According to Bloomberg Billionaires Index, Slim lost $20 billion in 2015, lowering his fortune to $52.8 billion, and dropping the executive from third to fifth-richest person alive.

Due to regulatory pressures in his native Mexico, Slim's America Movil SAB telecommunications company was forced to share its infrastructure with other mobile and fixed-line suppliers, setting it up for its largest loss since 2008.

Slim owns 57 percent of the Mexico City-based telecommunications giant, which used have a firm hold on having most-weighted stock on Mexico's benchmark index. That position was recently taken by bottler and convenience store operator Fomento Economico Mexicano SAB (Femsa), after America Movil's stock dropped by 18 percent.
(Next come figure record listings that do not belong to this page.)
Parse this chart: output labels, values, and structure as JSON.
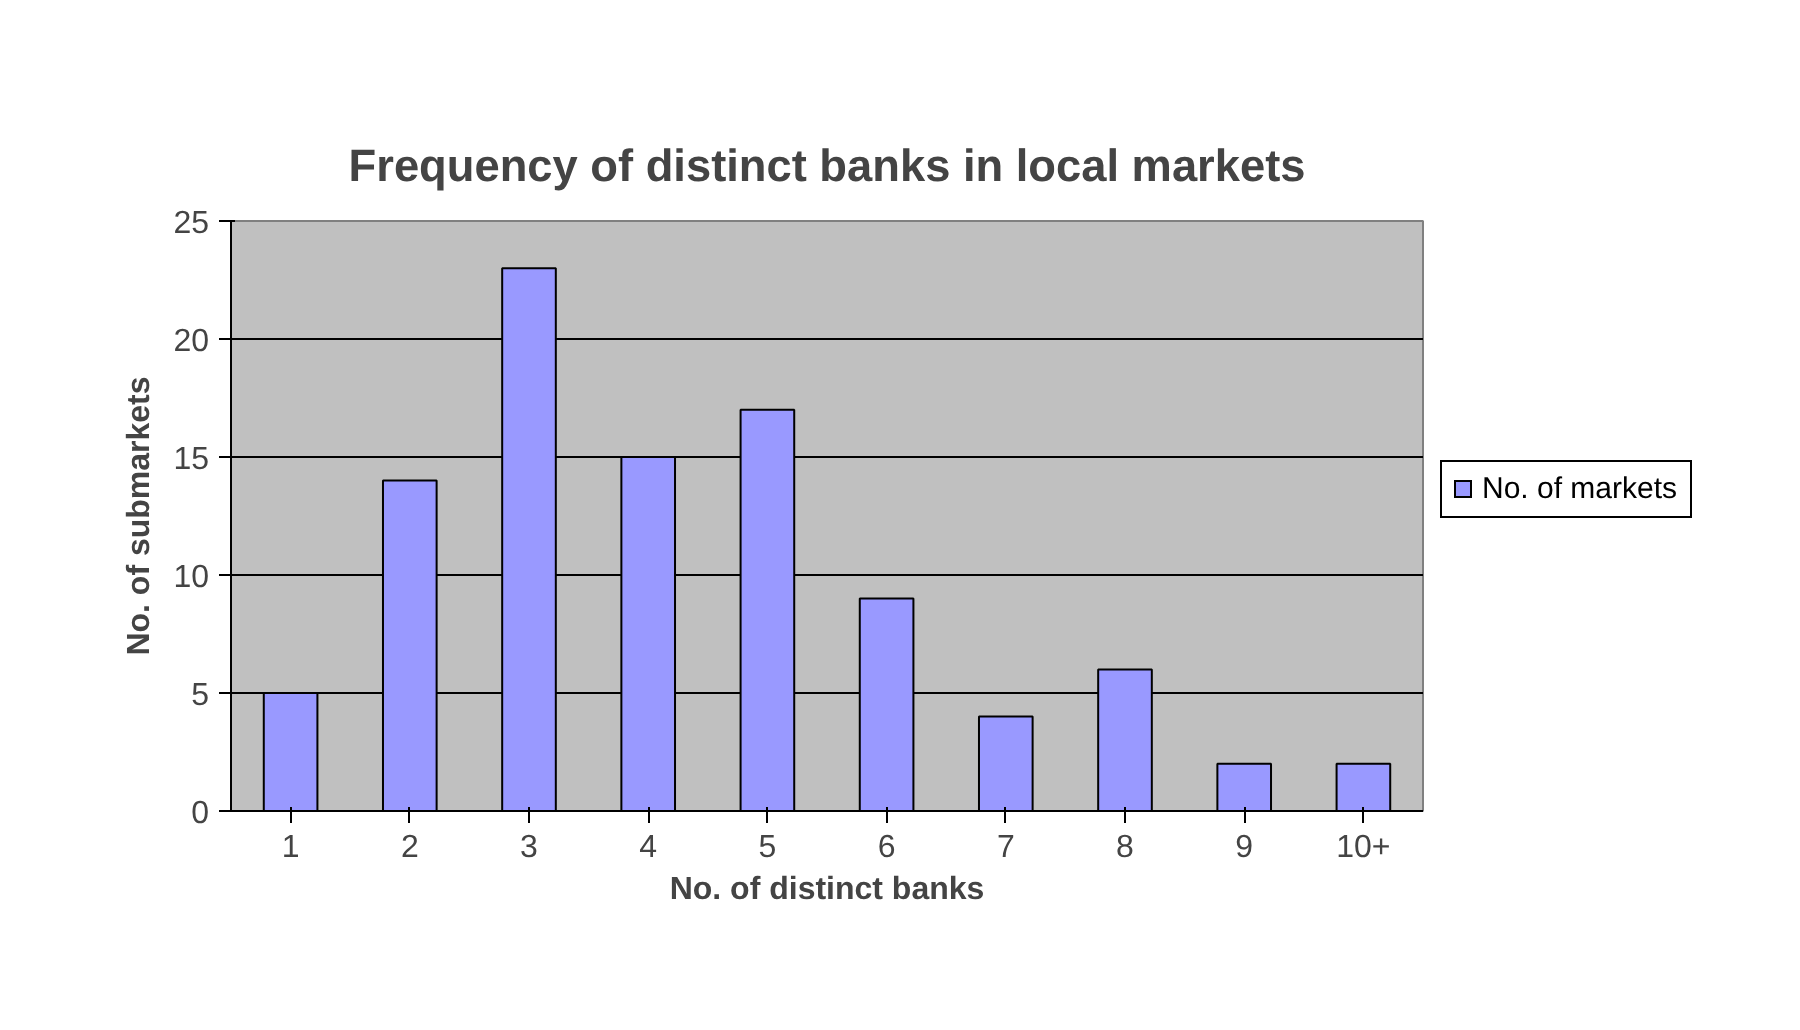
{
  "chart_data": {
    "type": "bar",
    "title": "Frequency of distinct banks in local markets",
    "xlabel": "No. of distinct banks",
    "ylabel": "No. of submarkets",
    "categories": [
      "1",
      "2",
      "3",
      "4",
      "5",
      "6",
      "7",
      "8",
      "9",
      "10+"
    ],
    "series": [
      {
        "name": "No. of markets",
        "color": "#9999ff",
        "values": [
          5,
          14,
          23,
          15,
          17,
          9,
          4,
          6,
          2,
          2
        ]
      }
    ],
    "ylim": [
      0,
      25
    ],
    "yticks": [
      0,
      5,
      10,
      15,
      20,
      25
    ],
    "grid": "y",
    "legend": "right"
  }
}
In addition to the new regulatory practices, America Movil is facing a number of obstacles, including stronger competitors in Mexico, a worsening economy in Brazil (its second biggest market), and limited options for expansion in Europe.

"There really isn't anything near-team to get investors excited so the focus has turned to the deteriorating profitability in the Mexican market," said Kevin Smithen, an analyst with Macquarie Securities USA Inc., in an interview with Bloomberg.

In order to boost stock prices, Smithen said, "You really need to see a more credible expansion strategy in Europe or evidence of a financial turnaround in Brazil."

America Movil controls 70 percent of mobile phones and 62 percent of fixed lines in Mexico, numbers that are quickly dwindling. AT&T Inc. has also encroached on the company's territory, with its purchase of rival businesses, NII Holdings Inc.'s Nextel Mexico and Grupo Iusacell SA.

"The change in telecom regulations in Mexico attracted competition, and now AT&T is investing heavily to create a strong mobile player in the country," Credit Suisse analyst Daniel Federle said in a report via Bloomberg. "Competition will get tougher in the following years."